Drupal’s code is split into three main areas: core, contributed and custom.
When you download Drupal, you are downloading Drupal core. It consists of a set of library files, core modules, Symfony components and more. It is relatively lean and provides the base level of functionality needed to build a basic website.
As a general rule, you should not alter the core code. In Drupal, if you want to add functionality, or change the way Drupal behaves, you do this either by downloading a contributed module or creating your own custom module.
One of the key differences with Drupal 8 is that it includes a lot more functionality in core than previous versions.
Drupal core is extended via contributed modules and themes. There are thousands of modules on drupal.org and they offer a huge variety in extra functionality. Contributed modules are developed by Drupal developers who are “contributing” back to the community. They maintain, develop further and deal with the issue queues on a voluntary basis. This forms an important part of the essence of the Drupal community.
As is the case with any new release of Drupal, some of the contributed modules that exist for Drupal 7 are not yet available for Drupal 8. Many are in the process of being upgraded and you might find dev versions of many of them. You can use the dev version of a module but it does carry more risk because it is not yet stable.
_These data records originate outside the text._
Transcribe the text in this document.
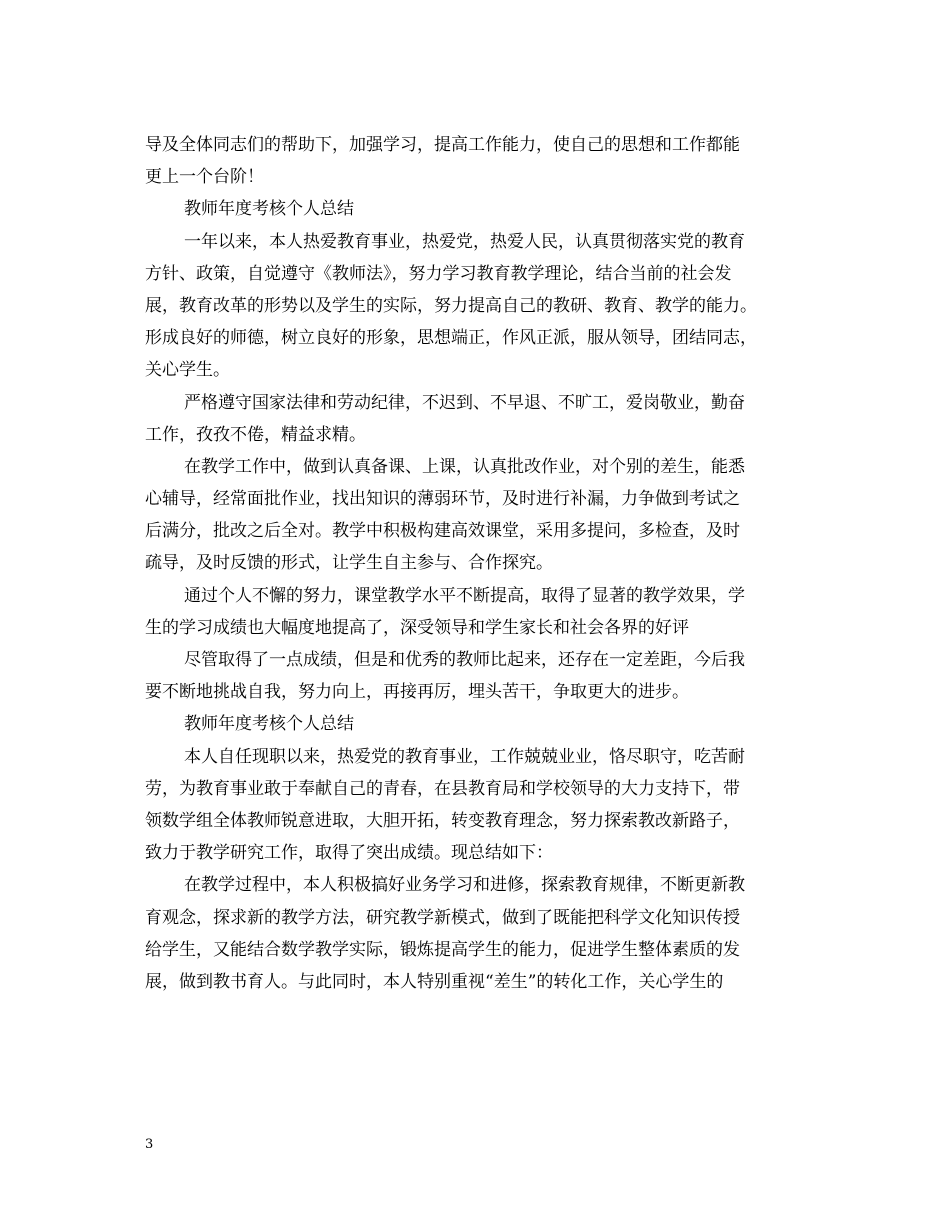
导及全体同志们的帮助下，加强学习，提高工作能力，使自己的思想和工作都能
更上一个台阶！
教师年度考核个人总结
一年以来，本人热爱教育事业，热爱党，热爱人民，认真贯彻落实党的教育
方针、政策，自觉遵守《教师法》，努力学习教育教学理论，结合当前的社会发
展，教育改革的形势以及学生的实际，努力提高自己的教研、教育、教学的能力。
形成良好的师德，树立良好的形象，思想端正，作风正派，服从领导，团结同志，
关心学生。
严格遵守国家法律和劳动纪律，不迟到、不早退、不旷工，爱岗敬业，勤奋
工作，孜孜不倦，精益求精。
在教学工作中，做到认真备课、上课，认真批改作业，对个别的差生，能悉
心辅导，经常面批作业，找出知识的薄弱环节，及时进行补漏，力争做到考试之
后满分，批改之后全对。教学中积极构建高效课堂，采用多提问，多检查，及时
疏导，及时反馈的形式，让学生自主参与、合作探究。
通过个人不懈的努力，课堂教学水平不断提高，取得了显著的教学效果，学
生的学习成绩也大幅度地提高了，深受领导和学生家长和社会各界的好评
尽管取得了一点成绩，但是和优秀的教师比起来，还存在一定差距，今后我
要不断地挑战自我，努力向上，再接再厉，埋头苦干，争取更大的进步。
教师年度考核个人总结
本人自任现职以来，热爱党的教育事业，工作兢兢业业，恪尽职守，吃苦耐
劳，为教育事业敢于奉献自己的青春，在县教育局和学校领导的大力支持下，带
领数学组全体教师锐意进取，大胆开拓，转变教育理念，努力探索教改新路子，
致力于教学研究工作，取得了突出成绩。现总结如下：
在教学过程中，本人积极搞好业务学习和进修，探索教育规律，不断更新教
育观念，探求新的教学方法，研究教学新模式，做到了既能把科学文化知识传授
给学生，又能结合数学教学实际，锻炼提高学生的能力，促进学生整体素质的发
展，做到教书育人。与此同时，本人特别重视“差生”的转化工作，关心学生的
3
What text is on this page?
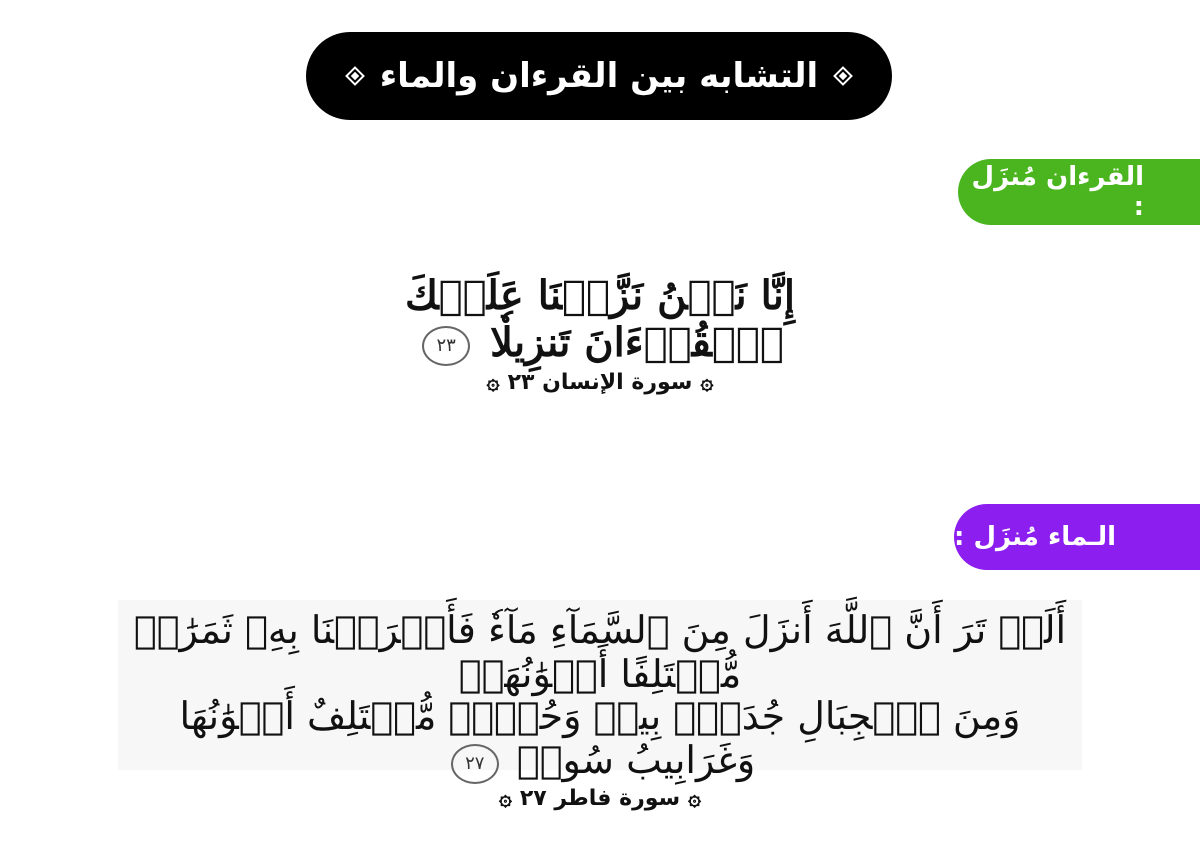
التشابه بين القرءان والماء
القرءان مُنزَل :
إِنَّا نَحۡنُ نَزَّلۡنَا عَلَيۡكَ ٱلۡقُرۡءَانَ تَنزِيلٗا ٢٣
۞
سورة الإنسان ٢٣
۞
الـماء مُنزَل :
أَلَمۡ تَرَ أَنَّ ٱللَّهَ أَنزَلَ مِنَ ٱلسَّمَآءِ مَآءٗ فَأَخۡرَجۡنَا بِهِۦ ثَمَرَٰتٖ مُّخۡتَلِفًا أَلۡوَٰنُهَاۚ
وَمِنَ ٱلۡجِبَالِ جُدَدُۢ بِيضٞ وَحُمۡرٞ مُّخۡتَلِفٌ أَلۡوَٰنُهَا وَغَرَابِيبُ سُودٞ ٢٧
۞
سورة فاطر ٢٧
۞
A custom module is a module that you (or your team) have developed yourself. It may become a contributed module if you make it generic enough so that it is not tied to your specific instance of Drupal.
The file structure has changed a lot from Drupal 7 to Drupal 8.
In Drupal 7, core modules go in the modules folder in the root of the Drupal installation. Contributed modules and custom modules go in the sites/all/modules folder (or if you are running a multi site, sites/sitename/modules)
In Drupal 8, core modules can be found in core/modules. This frees up the modules folder in the root of the Drupal installation for your contributed and custom modules.
The Theme System controls the display and presentation (look and feel) of content. The theme system is not confined to just themes. Core libraries, modules and themes all make up the theme system. The core library initialises themes and locates theme functions and templates to use. Modules can define default theming for the content that it is responsible for. A theme can then override that theming.
Drupal 7 themes were based on the PHPTemplate engine. Drupal 8 is based on Twig. This makes it easier for frontend developers and designers because you will no longer need to touch any PHP when working with Drupal themes.